I was watching a documentary about Super Mario Brothers, enjoying my bi-weekly* McDonald’s breakfast yesterday, and I saw that there was a special YouTube logo with eyes. It was not so long ago that I would have thought it was maybe a promo for a League of Legends tournament. But I knew it was some kind of tranny think.
I hovered over to find: “Meet the Drag Community.”
It almost made me want to cry, like a little child: “But I don’t want to meet the drag community! I want to watch Mario!”
I note that I was watching Mario when this appeared to point out the fact that there is no filter only showing this on “adult” content. The documentary is maybe for adults, but it’s family friendly.

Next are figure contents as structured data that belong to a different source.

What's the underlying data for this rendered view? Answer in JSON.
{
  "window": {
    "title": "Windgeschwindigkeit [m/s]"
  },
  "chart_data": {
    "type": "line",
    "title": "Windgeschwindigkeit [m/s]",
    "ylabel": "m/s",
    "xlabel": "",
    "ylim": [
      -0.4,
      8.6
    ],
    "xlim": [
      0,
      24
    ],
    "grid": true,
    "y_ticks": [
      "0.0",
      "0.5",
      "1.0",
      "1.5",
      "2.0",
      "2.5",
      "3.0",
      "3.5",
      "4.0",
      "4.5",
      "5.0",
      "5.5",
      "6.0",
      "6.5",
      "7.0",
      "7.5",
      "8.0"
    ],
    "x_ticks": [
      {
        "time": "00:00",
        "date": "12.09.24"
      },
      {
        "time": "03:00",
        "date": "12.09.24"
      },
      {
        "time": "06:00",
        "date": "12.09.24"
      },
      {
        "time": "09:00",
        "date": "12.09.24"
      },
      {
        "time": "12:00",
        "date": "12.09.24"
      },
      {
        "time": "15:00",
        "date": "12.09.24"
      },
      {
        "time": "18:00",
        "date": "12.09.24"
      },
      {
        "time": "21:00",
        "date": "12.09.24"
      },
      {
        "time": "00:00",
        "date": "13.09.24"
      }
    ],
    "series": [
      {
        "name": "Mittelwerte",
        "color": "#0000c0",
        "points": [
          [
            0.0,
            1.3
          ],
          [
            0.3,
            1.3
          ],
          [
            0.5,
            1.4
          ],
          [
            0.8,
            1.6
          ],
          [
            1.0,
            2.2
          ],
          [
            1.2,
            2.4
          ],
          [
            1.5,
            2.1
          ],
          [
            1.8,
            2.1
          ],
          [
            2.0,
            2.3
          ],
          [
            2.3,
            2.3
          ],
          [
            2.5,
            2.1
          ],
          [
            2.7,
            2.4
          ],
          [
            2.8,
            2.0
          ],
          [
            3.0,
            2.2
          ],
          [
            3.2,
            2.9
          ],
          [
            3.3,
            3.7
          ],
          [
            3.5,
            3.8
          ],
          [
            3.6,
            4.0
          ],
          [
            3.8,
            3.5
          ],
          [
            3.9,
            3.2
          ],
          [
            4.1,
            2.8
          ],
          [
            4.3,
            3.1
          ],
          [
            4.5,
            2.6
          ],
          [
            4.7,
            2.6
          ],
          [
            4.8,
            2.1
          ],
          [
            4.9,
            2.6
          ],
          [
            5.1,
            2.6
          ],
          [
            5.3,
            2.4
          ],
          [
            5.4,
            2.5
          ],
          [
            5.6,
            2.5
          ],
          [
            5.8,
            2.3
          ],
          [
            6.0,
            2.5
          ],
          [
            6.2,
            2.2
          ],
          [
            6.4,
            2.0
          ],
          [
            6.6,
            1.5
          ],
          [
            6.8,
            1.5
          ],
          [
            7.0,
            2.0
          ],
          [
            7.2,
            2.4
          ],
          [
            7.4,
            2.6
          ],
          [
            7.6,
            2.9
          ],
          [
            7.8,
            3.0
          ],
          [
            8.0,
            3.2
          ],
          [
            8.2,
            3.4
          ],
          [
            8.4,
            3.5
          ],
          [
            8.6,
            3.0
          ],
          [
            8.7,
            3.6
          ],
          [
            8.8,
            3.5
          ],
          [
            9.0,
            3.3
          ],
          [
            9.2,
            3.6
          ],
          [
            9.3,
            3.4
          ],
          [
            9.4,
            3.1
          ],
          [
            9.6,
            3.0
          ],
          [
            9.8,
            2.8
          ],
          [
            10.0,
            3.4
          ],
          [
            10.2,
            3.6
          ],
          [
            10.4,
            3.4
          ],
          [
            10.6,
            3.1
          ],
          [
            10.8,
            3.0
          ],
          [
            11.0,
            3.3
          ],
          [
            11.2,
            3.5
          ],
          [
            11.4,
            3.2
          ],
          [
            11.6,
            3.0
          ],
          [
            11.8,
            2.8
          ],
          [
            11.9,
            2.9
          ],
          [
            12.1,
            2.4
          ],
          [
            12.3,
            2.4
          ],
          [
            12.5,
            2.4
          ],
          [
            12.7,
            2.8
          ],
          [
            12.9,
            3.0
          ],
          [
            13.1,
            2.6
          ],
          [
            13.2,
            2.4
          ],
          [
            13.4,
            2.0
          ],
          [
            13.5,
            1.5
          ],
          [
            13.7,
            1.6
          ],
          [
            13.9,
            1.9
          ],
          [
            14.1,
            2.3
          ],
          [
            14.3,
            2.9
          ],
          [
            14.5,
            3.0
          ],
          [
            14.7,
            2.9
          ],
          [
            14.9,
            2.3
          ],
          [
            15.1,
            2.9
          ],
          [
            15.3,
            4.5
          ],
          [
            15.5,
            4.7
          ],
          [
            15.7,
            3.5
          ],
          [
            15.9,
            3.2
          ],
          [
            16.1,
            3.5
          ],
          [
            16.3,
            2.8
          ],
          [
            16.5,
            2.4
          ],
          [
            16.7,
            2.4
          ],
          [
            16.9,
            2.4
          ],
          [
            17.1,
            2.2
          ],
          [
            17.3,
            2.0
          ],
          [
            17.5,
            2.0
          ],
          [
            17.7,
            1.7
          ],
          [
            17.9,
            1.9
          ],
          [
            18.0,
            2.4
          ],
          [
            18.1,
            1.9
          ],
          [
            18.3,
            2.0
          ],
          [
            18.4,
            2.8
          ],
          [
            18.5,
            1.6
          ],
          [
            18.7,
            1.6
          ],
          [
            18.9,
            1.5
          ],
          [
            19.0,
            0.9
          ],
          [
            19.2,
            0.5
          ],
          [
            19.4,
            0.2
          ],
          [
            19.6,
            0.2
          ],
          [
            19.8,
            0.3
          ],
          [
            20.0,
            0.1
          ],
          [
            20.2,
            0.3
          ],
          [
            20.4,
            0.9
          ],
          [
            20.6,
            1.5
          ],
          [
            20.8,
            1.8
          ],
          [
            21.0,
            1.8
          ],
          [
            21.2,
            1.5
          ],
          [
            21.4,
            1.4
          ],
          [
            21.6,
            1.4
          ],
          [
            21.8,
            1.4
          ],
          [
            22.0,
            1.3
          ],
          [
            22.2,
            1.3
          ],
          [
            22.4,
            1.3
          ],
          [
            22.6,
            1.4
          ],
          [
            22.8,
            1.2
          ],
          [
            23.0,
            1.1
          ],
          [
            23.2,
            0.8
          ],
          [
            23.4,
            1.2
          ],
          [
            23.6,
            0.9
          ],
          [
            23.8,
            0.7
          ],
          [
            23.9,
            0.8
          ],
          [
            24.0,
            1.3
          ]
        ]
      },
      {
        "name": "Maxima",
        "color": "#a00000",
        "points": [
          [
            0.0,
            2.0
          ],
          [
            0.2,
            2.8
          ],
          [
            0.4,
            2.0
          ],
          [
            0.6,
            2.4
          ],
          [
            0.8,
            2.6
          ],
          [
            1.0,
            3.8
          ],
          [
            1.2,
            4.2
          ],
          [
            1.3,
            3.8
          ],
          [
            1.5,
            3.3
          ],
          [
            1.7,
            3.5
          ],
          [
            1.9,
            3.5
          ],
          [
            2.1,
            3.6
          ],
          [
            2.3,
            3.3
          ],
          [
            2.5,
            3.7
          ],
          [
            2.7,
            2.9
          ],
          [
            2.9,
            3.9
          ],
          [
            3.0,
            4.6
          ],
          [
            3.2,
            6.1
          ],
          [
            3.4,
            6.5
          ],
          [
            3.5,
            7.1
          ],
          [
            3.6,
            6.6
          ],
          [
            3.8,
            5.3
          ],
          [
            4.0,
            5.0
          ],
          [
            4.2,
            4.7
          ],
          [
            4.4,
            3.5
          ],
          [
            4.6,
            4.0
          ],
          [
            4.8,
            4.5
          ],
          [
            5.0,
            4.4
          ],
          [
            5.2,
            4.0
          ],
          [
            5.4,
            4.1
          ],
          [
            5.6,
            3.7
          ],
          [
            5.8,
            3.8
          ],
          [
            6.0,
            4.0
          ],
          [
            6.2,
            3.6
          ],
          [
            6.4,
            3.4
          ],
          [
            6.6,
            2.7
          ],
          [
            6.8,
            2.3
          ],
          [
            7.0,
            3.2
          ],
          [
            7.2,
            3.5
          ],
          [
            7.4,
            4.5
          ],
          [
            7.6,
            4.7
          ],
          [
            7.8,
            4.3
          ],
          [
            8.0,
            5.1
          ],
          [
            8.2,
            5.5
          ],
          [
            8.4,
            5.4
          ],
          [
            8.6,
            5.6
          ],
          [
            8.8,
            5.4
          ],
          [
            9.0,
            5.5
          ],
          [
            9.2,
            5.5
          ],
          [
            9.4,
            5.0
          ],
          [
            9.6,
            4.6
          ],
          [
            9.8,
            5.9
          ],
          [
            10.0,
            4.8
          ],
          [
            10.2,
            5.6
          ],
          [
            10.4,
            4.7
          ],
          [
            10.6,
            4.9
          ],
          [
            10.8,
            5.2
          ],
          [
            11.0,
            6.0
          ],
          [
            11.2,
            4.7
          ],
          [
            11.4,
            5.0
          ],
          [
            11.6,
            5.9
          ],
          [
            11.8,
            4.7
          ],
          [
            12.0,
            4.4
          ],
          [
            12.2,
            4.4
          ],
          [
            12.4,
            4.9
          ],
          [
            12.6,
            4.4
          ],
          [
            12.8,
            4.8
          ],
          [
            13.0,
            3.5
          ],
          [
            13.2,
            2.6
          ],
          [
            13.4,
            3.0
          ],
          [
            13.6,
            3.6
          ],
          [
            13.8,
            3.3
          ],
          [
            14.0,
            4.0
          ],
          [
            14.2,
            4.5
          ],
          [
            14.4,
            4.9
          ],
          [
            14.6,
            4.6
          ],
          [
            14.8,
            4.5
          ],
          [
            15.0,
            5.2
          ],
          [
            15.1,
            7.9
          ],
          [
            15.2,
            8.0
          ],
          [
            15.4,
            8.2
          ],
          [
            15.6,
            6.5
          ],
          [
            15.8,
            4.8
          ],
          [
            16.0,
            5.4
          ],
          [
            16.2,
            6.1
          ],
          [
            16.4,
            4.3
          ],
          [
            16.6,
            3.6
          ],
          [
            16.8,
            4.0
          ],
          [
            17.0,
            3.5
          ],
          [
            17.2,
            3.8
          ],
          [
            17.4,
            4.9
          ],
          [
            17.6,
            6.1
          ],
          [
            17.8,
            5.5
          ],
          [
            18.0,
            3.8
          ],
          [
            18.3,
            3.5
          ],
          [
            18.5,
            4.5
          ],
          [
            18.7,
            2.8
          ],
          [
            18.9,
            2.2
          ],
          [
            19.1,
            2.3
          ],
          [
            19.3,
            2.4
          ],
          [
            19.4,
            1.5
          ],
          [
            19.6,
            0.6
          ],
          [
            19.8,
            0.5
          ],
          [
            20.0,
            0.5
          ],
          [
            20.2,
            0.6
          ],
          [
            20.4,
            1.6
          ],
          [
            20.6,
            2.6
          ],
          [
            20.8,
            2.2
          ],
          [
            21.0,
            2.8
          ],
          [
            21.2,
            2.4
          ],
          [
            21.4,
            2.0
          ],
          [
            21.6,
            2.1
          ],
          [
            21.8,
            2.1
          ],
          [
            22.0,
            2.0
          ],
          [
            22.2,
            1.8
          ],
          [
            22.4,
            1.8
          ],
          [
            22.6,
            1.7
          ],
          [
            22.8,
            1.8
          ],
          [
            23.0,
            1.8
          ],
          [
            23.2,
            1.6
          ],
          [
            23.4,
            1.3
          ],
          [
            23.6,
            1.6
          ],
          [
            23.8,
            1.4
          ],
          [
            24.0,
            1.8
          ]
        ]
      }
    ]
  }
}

It’s not like I was watching a Cardi B ass video when this popped up.
Nothing is sacred anymore.
You can’t watch a Mario documentary on the most popular video-viewing website in the world – which positioned itself effectively as a global monopoly – without it being suggested you get into gay stuff.
With childlike wonder, I said: “I’ll bet the story of how Super Mario Brothers was made is truly magical.”
Google, the most powerful company in the world, responded:
I don’t want to suck cock, Google.
I was just here to learn about Mario, a character I have loved since I was a little kid. I remember at the Penny’s Department Store, when I was probably five, when my grandma bought me the original NES that came with Mario Brothers (and Duck Hunt and that really cool gun that didn’t work). I remember being in the parking lot and her getting it out of the bag for me so I could hold it on the way home.
I’m sure this will come as a very huge surprise, but I had a sort of troubled childhood. I don’t really have very many good memories. This was one of the best. Grandma and Mario, my little sister not really understanding the importance of Mario, but just being excited I was so excited.
Now, people – “people” (Jews) – want to come into my mind, into my soul, and taint this memory with “hey, how about getting into dressing up like a woman and having anal sex? We really think you should try this.”
But then I think of something even more horrible: kids growing up today will never have a chance to form these innocent memories of grandma, sister and Mario in the parking lot of Penny’s Department Store. All of the memories of innocent, childhood joy that they should be forming are being tainted by adult homosexuals saying “hey kid, how about I shove something up your ass?”
I hate to say it, but if you think about it too long, you’ll start to wonder if it might have been better if the Holocaust actually had happened. “Maybe,” you start to muse, “horrific as it sounds, it would have been better if they’d just marched these people into fake shower rooms and gassed them.”
It just would have prevented so much human suffering if they would have been wiped out in the 1940s.
When you think about what they’re doing to kids, you just… you just have to wonder if it wouldn’t have been better if the Holocaust had been real.
The Mario Documentary
I’m sure a lot of you are wondering about the documentary itself, and my views on it. I think it was quite good, as are all the videos on the “Gaming Historian” channel.
There is a lot of footage from the late 1980s and early 1990s, from both Japan and America. What is a bit disturbing is that aside from the fashion, the Japanese look exactly the same as they do now. Americans, on the other hand, have morphed into beasts, if we compare them to what they were 35 years ago.
Japan is a developed country, which has many of the same problems that we have. Japan has a lot of plastic. They don’t use birth control pills, however, and their food is much less processed. There are probably other reasons. But it is a stark thing to notice that the Japanese in this 1980s footage look identical to Japanese now, while Americans have changed so much.
*“Bi-Weekly” as in once every two weeks. I would not eat McDonald’s twice per week. But “bi-weekly” can mean either thing.
Looking back on it now, I should have went with “fortnightly.”